Tuesday, October 27, 2009

It's Time to Refound Our Universities

They've Strayed Too Far from the Noble Purposes of their Founders

Rotunda
Jefferson's Rotunda, the center of his 'Academic Village.' Photo by Holsinger.

Did you know that Hamas enjoys more positive praise on some of our college campuses than it does on the West Bank? Just ask Khaled Abu Toameh, an Arab Muslim with Israeli citizenship who used to be with the Palestinian media but chose to move to the Israeli press where he was free to speak what was on his heart.

Toameh has observed a 'Pro Palestinian Junta' taking place on U.S. campuses as Middle-Eastern studies professors promote a pretty one-sided picture of a complex situation.

There is a problem here. Most of the kids attending 'Code Pink' antiwar presentations have never been to Israel and are swayed by the speech of people who conveniently ignore the nature of jihad and the refusal of Palestinian spokesmen to recognize Israel's right to exist. Playing on sympathy for the victims of this situation, they ignore the reality that many Hamas policies have continued the harm. They forget that the pullout from Gaza left the people there with beautiful greenhouses and the possibility of taking part in the 'miracle' agriculture that the region had enjoyed under Jewish control. The Palestinians trashed the facilities, shot rockets at Sderot and chose instead to live supplied through tunnels from Egypt.

Years ago, my sister-in-law was a young idealist who chose to go live with the Sandinistas for a bit, obviously inspired by some academic. Problem was when you actually got there you saw that the Sandinistas were not such idealists at all.

May I make the controversial statement that $20,000 a year is a bit much to be paying for such indoctrination.

Guardians of the Gate

Why do they get away with it? There is only one reason. They are the 'guardians of the gate' to a number of important and well paying careers. The computer revolution has begun to chip away at that as many young people have been able to bypass the four or five year path that was traditionally perscribed for success. That is not a bad thing, howls about lacking "well roundedness" aside.

In the Seventeenth Century colleges were founded in this land to train well read leaders and reach the Native population with the Gospel. That's why Dartmouth and William and Mary have Indians as mascots. A gentleman such as Thomas Jefferson was schooled in practical arts, such as Architecture, along with his Classical education.

Fast forward to the Twenty-first Century. Western Civilization has been effectively eliminated from the curriculum. Beauty and truth have been reduced to relative terms. They still exist, but not at the academy.

A Modest Proposal

Every year large coprporations hire the graduates of such prestigious institutions and then lament that they are then required to actually train them for the work! To add insult to injury, they are cooerced through alumni associations and endowments to pony up to maintain the status quo.

Here is the modest proposal. Industry and medicine need to reinstate the apprenticeship system of old and take the money they are throwing into a failed sytem to found their own institutes of Art, Architecture, Engineering, Medicine [yes, Medicine]! Hospitals need to own and operate the training of physicians.

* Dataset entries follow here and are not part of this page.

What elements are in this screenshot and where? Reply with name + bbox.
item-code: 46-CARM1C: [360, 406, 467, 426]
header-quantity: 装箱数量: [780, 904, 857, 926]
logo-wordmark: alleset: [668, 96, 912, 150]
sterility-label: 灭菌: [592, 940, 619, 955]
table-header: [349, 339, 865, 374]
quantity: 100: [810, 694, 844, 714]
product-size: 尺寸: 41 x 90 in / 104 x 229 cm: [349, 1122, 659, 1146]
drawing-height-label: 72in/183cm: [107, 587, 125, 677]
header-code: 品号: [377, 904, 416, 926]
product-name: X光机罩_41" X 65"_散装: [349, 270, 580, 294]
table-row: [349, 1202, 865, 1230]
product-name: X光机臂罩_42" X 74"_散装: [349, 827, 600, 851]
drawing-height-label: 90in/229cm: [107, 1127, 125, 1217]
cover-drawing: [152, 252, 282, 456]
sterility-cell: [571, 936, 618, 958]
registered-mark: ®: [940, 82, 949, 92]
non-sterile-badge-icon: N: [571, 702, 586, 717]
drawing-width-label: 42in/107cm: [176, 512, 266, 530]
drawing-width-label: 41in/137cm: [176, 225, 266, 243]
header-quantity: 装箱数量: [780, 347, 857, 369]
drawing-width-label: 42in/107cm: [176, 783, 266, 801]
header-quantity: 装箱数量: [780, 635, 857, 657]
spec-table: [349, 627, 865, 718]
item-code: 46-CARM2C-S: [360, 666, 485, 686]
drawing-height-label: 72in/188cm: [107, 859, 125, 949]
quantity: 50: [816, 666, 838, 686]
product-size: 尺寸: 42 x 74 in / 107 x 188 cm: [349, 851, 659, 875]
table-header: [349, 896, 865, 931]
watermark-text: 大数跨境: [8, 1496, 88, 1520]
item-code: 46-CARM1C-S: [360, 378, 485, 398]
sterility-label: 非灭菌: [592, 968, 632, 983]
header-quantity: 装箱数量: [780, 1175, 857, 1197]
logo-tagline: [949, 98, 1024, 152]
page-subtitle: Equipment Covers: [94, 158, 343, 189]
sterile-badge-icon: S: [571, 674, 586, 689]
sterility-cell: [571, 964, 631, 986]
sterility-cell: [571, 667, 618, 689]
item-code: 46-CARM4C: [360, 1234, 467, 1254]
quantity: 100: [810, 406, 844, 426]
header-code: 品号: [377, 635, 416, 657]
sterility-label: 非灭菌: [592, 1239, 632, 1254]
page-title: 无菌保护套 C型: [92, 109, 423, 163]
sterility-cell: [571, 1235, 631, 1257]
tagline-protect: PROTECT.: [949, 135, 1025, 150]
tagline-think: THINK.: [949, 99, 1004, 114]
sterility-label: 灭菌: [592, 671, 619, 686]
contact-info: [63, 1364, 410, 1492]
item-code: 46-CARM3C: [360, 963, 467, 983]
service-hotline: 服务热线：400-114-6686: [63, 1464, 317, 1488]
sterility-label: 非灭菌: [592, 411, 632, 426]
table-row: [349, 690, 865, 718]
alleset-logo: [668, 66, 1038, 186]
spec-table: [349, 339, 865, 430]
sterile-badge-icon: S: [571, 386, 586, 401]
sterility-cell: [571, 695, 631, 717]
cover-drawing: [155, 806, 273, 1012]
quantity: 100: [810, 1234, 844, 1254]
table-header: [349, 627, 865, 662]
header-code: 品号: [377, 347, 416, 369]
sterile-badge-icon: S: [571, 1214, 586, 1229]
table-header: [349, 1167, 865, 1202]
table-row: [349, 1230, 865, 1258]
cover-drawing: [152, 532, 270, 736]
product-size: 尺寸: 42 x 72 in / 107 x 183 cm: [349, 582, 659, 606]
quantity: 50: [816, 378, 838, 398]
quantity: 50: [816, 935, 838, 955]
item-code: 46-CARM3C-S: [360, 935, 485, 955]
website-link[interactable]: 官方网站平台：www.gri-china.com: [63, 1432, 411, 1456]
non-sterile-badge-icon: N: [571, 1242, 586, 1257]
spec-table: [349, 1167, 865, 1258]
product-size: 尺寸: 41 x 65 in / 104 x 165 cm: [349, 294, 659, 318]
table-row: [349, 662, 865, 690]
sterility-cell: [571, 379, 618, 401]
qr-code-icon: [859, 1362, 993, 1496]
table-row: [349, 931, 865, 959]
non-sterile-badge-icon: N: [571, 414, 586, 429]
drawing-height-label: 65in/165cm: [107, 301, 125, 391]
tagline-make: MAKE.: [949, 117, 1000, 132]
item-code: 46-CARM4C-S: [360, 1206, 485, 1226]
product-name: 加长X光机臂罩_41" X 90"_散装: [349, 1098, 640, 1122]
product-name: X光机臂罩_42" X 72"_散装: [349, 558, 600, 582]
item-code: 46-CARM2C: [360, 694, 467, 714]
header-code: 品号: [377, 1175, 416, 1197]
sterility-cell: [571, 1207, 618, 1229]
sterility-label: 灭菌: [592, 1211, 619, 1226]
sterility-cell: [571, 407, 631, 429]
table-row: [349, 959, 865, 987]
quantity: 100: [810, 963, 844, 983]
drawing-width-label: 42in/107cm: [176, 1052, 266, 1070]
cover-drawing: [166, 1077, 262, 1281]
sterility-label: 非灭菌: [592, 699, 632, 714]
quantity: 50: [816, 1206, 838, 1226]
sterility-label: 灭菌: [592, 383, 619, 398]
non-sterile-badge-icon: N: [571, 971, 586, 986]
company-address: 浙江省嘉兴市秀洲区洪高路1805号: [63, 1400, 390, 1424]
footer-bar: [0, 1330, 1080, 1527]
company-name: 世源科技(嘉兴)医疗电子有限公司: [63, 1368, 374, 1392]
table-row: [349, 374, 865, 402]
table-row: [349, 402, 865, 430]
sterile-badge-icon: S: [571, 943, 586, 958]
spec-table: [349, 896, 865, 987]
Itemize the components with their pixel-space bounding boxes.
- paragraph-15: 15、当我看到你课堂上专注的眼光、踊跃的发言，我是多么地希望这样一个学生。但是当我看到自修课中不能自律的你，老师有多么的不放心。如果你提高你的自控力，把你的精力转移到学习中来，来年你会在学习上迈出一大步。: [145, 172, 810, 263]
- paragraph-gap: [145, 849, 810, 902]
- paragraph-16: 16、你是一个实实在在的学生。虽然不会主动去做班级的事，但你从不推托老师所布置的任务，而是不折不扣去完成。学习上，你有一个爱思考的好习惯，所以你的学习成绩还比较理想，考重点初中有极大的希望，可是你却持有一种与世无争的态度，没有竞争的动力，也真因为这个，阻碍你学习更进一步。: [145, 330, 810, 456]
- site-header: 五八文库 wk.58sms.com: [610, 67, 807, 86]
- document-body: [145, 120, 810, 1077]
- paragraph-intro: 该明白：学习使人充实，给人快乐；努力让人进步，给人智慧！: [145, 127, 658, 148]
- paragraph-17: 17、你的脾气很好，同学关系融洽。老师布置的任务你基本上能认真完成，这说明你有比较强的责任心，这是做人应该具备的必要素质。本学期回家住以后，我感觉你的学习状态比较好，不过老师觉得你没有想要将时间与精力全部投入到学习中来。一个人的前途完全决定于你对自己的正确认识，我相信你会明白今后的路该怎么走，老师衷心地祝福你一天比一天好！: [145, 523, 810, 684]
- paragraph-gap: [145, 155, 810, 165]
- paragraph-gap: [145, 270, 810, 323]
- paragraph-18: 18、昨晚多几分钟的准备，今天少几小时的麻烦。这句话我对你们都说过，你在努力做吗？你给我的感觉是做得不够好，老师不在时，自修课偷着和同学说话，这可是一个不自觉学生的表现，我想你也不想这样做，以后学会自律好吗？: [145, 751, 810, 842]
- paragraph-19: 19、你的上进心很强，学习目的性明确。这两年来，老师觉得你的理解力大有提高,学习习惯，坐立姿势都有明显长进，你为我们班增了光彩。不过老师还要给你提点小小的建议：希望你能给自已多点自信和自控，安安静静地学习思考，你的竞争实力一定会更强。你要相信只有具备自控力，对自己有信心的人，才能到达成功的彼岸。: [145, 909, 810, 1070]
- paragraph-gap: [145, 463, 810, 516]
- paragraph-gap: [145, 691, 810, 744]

Building upon the existing Community College system, they can provide the well-rounded education that Seventeenth Century students received. Prolonged adolescence would be replaced by a productive young adulthood and knowledge would be acquired over a lifetime instead of in a four year attempt to "force feed" young people who are frankly more interested in other things.

Citizens would pursue continuing education in their field and also in arts and letters. My own Father is my perfect man as a model of the Citizen-Scholar. He barely made it through high school and his advisor wrote a letter saying that he could not recommend that my Father pursue Engineering as a career. Dad went to a junior college for a year before applying to Notre Dame where he did indeed pursue his Engineering degree. Upon graduation he went to Wright doing structural analysis on aircraft. Eventually he ended up at the Martin Company in Baltimore doing structural analysis on the seaplanes used in the Pacific Theatre during WWII.

He married his chief number cruncher and eventually left Martin to start his own lab. He had one of those shop/garage units that plumbing contractors rent and he built shock and vibration test equipment in there. Eventually he was hired to write the test procedures for NASA. He became a department head there, having created a lot of the quality assurance methodology for spacecraft.

But I've digressed. In Dad's day they really did train Engineers who couldn't read and Liberal Arts Scholars who couldn't count. Dad slowly aquired a magnificent library and schooled himself in letters. He read all the noble works of Western literature and probably could have taught the courses! He was equally at home reading Plato or dissecting a roto-tiller. My complete man!

When I was twelve, he said "build me a greenhouse" and offered more moral support than knowledge as I did my own research and drew plans for the thing. He gave me a budget and helped me place the rafters. When I secured a good price for a set of old storm windows I think he was pleased. The redwood structure didn't succumb to termites until Reagan was president.

Farmington
Thomas Jefferson designed this addition to Farmington as well as Monticello and the University of Virginia.